South Iceland

Highway 1 is the ring road that goes around Iceland. We more or less followed that going east of the Golden Circle. The first stop on our 4th day was the Lava Centre which is very worthwhile. It shows animations of all the different types of volcano eruptions. Amongst the most dangerous are those that erupt from below a glacier such as the Eyjafjallajökull volcano that disrupted air traffic in 2010. There is a description of what happened HERE.


Our first waterfall of that day was Seljalandsfoss which is the only waterfall in Iceland that you can walk behind.


Another beautiful waterfall is the Skógafoss waterfall.


Close by is the Sólheimajökull Glacier.


Most of the beaches are black from the lava. In the picture below you also see basalt columns that you will find throughout the island.


An interesting monument to the power of glaciers is what is left of a bridge that used to be part of the Icelandic ring road. A description of how the bridge was destroyed can be found HERE with a photo of the monument below.


Next to the bridge is the new road which is no longer elevated on a bridge. If something similar happens it is a lot cheaper and easier to replace.


On to the largest glacier in Iceland – Vatnajökull – 80,000 square kilometres in area, 1000 meters thick at its thickest point.

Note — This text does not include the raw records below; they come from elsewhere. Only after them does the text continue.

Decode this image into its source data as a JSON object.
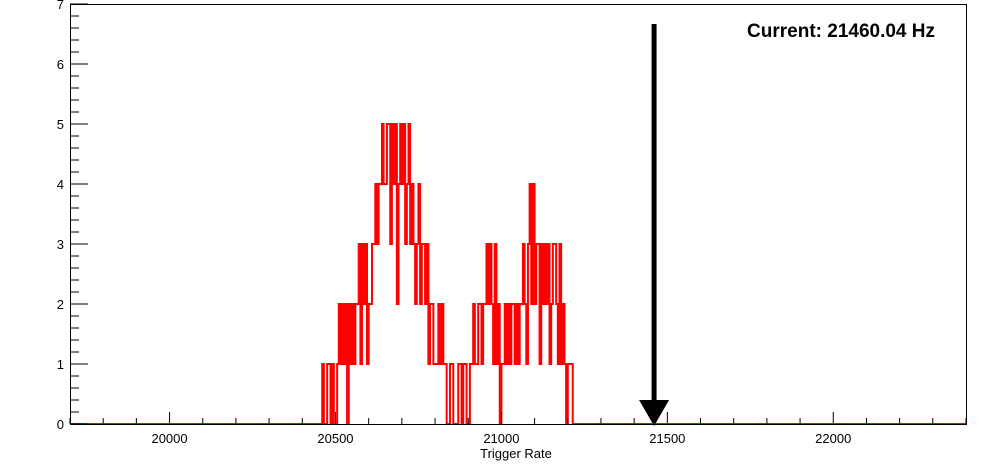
{
  "chart_data": {
    "type": "histogram",
    "title": "",
    "xlabel": "Trigger Rate",
    "ylabel": "",
    "xlim": [
      19700,
      22400
    ],
    "ylim": [
      0,
      7
    ],
    "x_ticks": [
      20000,
      20500,
      21000,
      21500,
      22000
    ],
    "y_ticks": [
      0,
      1,
      2,
      3,
      4,
      5,
      6,
      7
    ],
    "grid": false,
    "legend": "none",
    "series": [
      {
        "color": "#ff0000",
        "bin_width": 5,
        "bins_start": 20460,
        "counts": [
          1,
          0,
          0,
          1,
          1,
          0,
          1,
          0,
          0,
          1,
          2,
          1,
          2,
          1,
          2,
          0,
          2,
          1,
          2,
          1,
          2,
          2,
          3,
          1,
          3,
          2,
          3,
          1,
          2,
          2,
          3,
          3,
          4,
          3,
          4,
          4,
          5,
          4,
          4,
          5,
          5,
          3,
          5,
          4,
          5,
          2,
          4,
          5,
          4,
          5,
          3,
          4,
          5,
          3,
          4,
          3,
          2,
          3,
          4,
          2,
          3,
          3,
          2,
          3,
          1,
          2,
          2,
          1,
          1,
          1,
          2,
          1,
          2,
          1,
          1,
          0,
          0,
          1,
          1,
          0,
          0,
          0,
          1,
          1,
          0,
          1,
          1,
          0,
          0,
          1,
          1,
          2,
          1,
          1,
          2,
          2,
          1,
          2,
          2,
          3,
          2,
          3,
          2,
          1,
          3,
          1,
          2,
          0,
          1,
          1,
          2,
          1,
          2,
          1,
          2,
          2,
          1,
          2,
          1,
          2,
          2,
          3,
          2,
          1,
          3,
          4,
          2,
          4,
          2,
          3,
          3,
          1,
          3,
          2,
          3,
          2,
          3,
          1,
          2,
          3,
          3,
          2,
          1,
          3,
          1,
          2,
          1,
          0,
          1,
          1,
          1,
          0,
          0,
          0
        ],
        "bars": [
          {
            "x": 20460,
            "value": 1
          },
          {
            "x": 20465,
            "value": 0
          }
        ],
        "bars_note": ""
      }
    ],
    "annotations": [
      {
        "text": "Current: 21460.04 Hz",
        "marker_x": 21460.04
      }
    ]
  }
}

In some places the glacier goes down close to the sea with several lagoons filled with Icebergs that make their way out. A picture of our travellers next to one of the lagoons. As you can see – you have to be dressed for the weather in Iceland (rain, cold and wind – often all at the same time).


The pictures from this leg of the trip can be found at: SOUTH ICELAND.

I’ll take a pause in the blog to head off for another short trip and continue in a couple of weeks.